O maior desafio no enfrentamento ao tráfico de pessoas, no
Brasil e em qualquer outro país, é o fato de que a vítima normalmente não se vê
como tal. Uma mulher aliciada para a prostituição na Europa, por exemplo,
geralmente acredita que vai melhorar de vida. Um trabalhador recrutado para um
esquema de trabalho sub-humano já se encontra em um estado de abandono e
desilusão tão desesperador que se subordina às práticas que o reduzem a uma
condição análoga à de escravo. Quanto liberadas pela autoridade, essas vítimas
não colaboram, porque têm medo da represália dos aliciadores. Com isso, a
polícia, o Ministério Público, a Defensoria Pública e o Judiciário precisam ser
ainda mais competentes, para suprir a falta de colaboração da vítima no
processo.
Qual foi o resultado prático do I seminário e o que o senhor
espera do II simpósio sobre tráfico?
O primeiro Simpósio, em Goiânia, em maio, foi um março.

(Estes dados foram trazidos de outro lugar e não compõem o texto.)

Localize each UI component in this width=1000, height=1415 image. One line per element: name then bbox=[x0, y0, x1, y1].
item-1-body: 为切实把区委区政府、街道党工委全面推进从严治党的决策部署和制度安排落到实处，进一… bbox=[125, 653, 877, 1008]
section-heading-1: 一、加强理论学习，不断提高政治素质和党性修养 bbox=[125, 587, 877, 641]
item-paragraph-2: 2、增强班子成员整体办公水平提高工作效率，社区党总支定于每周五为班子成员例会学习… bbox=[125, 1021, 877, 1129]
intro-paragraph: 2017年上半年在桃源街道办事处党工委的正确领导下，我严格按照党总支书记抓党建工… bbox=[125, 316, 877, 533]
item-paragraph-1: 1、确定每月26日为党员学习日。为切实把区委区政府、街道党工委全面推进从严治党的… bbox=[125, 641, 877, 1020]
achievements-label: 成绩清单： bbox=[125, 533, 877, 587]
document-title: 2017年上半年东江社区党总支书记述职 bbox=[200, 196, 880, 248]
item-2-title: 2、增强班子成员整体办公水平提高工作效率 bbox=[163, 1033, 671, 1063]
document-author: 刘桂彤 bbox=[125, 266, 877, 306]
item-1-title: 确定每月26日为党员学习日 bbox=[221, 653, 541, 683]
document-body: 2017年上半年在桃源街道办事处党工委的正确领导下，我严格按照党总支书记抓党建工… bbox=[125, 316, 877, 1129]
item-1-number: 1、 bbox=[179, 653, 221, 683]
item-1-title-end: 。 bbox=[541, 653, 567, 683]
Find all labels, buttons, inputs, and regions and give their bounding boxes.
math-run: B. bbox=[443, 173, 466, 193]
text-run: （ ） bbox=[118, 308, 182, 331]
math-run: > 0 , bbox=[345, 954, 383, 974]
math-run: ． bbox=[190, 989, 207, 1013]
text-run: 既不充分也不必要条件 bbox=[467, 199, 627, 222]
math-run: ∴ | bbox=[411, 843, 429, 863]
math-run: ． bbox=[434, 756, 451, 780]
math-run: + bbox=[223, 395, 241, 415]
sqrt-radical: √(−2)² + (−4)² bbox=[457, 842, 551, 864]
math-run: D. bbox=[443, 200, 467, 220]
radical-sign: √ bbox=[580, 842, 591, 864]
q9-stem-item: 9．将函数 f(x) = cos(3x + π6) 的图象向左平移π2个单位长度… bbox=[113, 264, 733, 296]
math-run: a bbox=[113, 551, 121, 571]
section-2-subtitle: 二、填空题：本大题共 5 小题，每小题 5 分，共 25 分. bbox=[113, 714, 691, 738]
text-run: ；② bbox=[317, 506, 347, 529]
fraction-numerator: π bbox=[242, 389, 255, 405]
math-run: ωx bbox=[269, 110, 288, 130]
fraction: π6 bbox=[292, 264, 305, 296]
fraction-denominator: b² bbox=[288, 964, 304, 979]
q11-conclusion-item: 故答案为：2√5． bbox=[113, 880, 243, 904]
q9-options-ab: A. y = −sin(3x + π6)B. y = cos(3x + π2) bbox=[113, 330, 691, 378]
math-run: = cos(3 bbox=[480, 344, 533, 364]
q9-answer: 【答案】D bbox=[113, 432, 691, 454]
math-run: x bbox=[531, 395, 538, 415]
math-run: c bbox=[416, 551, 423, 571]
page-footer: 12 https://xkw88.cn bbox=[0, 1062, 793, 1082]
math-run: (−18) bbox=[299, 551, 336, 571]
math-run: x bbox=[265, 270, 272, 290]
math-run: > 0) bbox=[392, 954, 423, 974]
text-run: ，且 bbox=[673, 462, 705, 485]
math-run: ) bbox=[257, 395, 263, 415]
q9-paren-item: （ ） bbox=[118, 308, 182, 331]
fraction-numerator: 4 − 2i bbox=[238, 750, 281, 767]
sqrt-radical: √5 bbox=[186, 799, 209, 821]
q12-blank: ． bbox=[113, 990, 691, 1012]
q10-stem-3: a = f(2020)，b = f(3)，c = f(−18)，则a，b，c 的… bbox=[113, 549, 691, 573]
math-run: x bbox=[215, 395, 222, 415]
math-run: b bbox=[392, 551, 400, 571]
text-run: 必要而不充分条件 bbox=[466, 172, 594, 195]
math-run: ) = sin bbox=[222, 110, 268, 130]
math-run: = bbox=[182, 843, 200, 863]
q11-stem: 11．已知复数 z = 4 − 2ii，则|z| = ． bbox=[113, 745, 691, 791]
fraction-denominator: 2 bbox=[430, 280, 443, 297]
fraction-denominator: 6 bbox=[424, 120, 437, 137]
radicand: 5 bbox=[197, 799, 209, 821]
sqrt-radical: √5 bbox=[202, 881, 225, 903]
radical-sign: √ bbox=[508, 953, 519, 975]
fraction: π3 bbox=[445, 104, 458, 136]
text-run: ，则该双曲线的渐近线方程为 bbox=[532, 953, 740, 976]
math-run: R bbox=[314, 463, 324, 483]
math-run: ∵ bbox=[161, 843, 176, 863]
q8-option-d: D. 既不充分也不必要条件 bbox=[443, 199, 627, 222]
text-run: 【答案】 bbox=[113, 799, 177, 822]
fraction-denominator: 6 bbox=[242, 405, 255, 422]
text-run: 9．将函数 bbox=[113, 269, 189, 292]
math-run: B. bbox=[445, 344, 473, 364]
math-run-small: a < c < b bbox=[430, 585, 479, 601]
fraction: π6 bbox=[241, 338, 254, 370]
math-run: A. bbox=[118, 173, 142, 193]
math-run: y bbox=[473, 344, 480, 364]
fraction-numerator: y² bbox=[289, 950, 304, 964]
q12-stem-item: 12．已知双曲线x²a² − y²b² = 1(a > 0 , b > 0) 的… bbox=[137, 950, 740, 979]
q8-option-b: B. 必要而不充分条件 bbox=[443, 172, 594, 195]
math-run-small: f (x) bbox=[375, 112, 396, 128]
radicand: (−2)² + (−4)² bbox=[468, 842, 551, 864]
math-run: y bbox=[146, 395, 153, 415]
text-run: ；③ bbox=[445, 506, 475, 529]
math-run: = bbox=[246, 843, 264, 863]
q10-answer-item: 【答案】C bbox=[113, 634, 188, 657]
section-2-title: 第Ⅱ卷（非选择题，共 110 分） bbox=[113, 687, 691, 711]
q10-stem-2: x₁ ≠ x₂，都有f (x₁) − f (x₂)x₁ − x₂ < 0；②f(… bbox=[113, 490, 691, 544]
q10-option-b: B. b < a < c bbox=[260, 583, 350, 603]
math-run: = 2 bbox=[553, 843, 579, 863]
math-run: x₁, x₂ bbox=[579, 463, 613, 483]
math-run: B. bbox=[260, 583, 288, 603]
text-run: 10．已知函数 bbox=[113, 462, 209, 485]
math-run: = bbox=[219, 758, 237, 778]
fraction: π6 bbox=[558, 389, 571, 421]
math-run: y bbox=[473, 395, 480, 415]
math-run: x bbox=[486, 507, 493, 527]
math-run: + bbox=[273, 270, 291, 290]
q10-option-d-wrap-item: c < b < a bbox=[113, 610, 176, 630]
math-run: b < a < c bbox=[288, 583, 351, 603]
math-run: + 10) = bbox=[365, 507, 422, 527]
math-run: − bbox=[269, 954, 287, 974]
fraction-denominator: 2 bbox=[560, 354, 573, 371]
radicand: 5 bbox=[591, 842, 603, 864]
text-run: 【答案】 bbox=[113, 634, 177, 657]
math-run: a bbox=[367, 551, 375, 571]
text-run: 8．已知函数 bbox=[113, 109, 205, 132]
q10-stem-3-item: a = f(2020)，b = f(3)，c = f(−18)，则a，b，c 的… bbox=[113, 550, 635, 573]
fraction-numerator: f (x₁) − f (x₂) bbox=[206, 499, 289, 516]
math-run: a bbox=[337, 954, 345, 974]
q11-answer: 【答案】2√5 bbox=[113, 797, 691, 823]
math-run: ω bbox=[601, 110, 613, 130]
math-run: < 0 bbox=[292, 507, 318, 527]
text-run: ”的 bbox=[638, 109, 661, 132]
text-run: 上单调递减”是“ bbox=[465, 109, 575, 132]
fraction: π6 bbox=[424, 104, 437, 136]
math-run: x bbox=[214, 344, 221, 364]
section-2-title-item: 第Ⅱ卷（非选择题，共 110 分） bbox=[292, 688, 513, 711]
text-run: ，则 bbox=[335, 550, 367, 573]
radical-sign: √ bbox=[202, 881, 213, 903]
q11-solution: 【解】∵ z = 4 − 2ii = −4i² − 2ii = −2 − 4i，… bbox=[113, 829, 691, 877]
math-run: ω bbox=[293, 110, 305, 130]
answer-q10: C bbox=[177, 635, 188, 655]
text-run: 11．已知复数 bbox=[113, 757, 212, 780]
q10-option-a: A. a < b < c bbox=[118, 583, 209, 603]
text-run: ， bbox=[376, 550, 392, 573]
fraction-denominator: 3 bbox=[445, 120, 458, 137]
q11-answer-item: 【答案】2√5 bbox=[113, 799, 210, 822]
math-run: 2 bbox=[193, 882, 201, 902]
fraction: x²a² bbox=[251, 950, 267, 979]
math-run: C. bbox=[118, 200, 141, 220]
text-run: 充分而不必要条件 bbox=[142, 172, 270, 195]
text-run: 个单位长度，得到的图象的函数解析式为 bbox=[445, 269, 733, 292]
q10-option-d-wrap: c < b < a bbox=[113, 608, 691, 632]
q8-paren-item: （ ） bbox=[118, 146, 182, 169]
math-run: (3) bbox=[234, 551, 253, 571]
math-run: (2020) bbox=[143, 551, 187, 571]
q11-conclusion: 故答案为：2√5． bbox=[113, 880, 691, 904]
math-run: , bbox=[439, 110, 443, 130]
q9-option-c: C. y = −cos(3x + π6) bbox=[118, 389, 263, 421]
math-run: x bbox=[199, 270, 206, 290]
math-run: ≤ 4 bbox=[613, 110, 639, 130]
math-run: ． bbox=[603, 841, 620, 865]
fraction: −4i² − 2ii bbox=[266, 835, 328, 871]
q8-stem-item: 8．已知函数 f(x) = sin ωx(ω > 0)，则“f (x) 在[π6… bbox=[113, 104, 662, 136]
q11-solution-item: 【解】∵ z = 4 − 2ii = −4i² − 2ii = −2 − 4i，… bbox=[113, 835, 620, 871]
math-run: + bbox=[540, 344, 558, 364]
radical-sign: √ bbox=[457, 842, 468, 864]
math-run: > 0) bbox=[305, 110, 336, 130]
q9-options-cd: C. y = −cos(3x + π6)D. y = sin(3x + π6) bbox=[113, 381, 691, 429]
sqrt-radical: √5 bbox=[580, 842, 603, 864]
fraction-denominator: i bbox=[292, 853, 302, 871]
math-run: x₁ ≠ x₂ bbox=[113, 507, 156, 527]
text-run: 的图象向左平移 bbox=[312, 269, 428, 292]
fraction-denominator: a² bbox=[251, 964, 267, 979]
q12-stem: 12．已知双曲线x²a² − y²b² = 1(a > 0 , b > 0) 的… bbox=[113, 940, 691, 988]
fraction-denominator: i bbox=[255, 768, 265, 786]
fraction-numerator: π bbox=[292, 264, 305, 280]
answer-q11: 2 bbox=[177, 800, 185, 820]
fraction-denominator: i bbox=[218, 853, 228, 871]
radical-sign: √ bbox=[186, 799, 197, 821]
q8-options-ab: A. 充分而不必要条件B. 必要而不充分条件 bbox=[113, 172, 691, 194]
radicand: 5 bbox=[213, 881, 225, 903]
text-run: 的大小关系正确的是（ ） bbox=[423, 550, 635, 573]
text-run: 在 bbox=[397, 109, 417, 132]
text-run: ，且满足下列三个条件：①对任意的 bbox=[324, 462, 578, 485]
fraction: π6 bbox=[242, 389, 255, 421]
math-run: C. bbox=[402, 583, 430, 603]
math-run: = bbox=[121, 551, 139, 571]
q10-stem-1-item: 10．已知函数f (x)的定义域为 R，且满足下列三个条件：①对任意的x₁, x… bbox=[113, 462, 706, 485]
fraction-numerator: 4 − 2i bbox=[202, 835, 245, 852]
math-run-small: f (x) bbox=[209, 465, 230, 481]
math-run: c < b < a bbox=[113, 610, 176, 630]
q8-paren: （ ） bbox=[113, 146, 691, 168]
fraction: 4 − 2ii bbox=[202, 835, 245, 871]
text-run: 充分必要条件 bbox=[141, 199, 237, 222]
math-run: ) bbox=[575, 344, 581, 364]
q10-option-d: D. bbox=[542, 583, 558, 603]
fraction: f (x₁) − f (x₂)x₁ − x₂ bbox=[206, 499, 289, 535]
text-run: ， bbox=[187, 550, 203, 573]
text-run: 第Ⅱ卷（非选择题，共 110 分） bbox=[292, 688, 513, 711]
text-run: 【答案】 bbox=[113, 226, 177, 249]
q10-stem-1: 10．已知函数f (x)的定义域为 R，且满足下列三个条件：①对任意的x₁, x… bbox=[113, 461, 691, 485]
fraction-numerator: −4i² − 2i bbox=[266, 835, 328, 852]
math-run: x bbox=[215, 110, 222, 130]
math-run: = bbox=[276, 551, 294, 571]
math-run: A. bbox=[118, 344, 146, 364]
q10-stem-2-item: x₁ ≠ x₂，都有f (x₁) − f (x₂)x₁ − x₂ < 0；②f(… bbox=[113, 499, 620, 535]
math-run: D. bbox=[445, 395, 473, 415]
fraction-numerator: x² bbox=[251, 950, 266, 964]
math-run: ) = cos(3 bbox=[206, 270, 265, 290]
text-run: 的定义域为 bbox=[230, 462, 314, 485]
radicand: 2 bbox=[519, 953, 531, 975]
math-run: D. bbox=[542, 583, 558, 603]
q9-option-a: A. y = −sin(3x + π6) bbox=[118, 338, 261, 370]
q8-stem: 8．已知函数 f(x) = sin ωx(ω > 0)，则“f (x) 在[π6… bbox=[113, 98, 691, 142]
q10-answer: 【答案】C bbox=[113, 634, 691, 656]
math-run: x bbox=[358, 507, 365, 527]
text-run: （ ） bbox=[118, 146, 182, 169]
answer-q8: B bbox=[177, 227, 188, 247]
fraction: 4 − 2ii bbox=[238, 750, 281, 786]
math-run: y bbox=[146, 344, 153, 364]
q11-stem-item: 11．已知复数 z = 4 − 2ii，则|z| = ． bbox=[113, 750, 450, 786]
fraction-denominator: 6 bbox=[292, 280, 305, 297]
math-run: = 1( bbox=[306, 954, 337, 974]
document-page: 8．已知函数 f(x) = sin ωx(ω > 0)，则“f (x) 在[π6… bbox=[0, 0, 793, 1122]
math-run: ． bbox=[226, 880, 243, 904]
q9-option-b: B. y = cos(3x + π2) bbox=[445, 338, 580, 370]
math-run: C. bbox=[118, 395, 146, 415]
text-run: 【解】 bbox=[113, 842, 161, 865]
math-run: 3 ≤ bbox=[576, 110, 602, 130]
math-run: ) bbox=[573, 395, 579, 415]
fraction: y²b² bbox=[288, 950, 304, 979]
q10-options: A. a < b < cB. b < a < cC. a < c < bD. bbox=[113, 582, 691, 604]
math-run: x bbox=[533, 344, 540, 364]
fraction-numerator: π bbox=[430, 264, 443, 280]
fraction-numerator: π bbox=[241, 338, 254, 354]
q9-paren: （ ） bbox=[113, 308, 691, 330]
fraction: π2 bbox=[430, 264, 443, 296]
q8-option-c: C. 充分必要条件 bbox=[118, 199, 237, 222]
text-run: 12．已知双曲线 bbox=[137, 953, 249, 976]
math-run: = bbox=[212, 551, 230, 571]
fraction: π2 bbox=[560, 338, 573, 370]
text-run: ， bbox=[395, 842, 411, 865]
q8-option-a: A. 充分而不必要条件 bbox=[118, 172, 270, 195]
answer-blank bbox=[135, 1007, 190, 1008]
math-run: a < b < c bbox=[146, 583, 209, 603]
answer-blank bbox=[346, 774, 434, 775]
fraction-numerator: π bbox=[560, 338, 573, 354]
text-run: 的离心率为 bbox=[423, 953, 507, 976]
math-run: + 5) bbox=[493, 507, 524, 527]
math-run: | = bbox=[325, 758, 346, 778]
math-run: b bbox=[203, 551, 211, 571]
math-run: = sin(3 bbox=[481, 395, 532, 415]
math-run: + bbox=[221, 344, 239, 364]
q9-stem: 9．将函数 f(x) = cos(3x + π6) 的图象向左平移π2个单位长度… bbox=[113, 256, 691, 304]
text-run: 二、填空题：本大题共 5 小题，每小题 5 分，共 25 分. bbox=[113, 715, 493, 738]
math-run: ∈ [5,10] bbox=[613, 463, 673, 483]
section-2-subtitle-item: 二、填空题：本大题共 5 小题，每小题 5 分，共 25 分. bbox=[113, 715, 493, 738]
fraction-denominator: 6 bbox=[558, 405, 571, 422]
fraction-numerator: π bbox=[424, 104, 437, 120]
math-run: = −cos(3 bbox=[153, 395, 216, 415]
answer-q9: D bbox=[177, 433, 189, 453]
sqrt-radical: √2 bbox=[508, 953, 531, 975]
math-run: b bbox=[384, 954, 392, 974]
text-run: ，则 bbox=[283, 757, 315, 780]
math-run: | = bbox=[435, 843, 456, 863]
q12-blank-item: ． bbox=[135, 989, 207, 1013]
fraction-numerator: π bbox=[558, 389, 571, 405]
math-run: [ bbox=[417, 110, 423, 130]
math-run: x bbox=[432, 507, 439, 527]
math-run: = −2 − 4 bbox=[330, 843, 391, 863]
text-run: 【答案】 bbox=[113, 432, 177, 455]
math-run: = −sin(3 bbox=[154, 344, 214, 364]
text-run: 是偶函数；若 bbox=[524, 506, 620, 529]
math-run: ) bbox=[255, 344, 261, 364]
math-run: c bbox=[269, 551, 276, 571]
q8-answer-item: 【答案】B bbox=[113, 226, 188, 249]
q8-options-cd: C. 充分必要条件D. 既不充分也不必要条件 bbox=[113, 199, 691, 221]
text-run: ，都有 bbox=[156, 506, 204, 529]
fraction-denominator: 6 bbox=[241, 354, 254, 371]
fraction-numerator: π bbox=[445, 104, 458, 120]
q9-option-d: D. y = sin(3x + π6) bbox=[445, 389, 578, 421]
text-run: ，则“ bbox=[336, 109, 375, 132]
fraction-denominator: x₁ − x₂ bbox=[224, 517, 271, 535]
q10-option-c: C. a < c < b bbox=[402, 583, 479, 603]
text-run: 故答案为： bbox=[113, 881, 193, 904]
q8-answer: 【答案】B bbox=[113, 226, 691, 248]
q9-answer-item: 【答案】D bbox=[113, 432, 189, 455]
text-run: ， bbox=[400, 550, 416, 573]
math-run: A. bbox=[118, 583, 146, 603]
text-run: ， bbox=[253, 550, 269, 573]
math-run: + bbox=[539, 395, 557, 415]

Participaram mais de quatrocentas pessoas, de todas as áreas da rede de
enfrentamento. Ali fizemos o nivelamento de informações, a conferência dos
pontos de vista. Agora, no segundo Simpósio, teremos um evento mais técnico,
mais dirigido, voltado para magistrados, promotores e defensores. Levaremos as
escolas judiciais, para que a capacitação comece a adquirir uma escala
geométrica. Também serão gerados "produtos", como o manual que
estamos projetando para distribuir aos magistrados, com jurisprudência, relatos
de casos e a relação das muitas organizações prontas para atuar em rede contra
o tráfico de pessoas no Brasil e em todo o mundo. Serão dois dias de trabalho
intenso, focado e, esperamos, muito produtivo.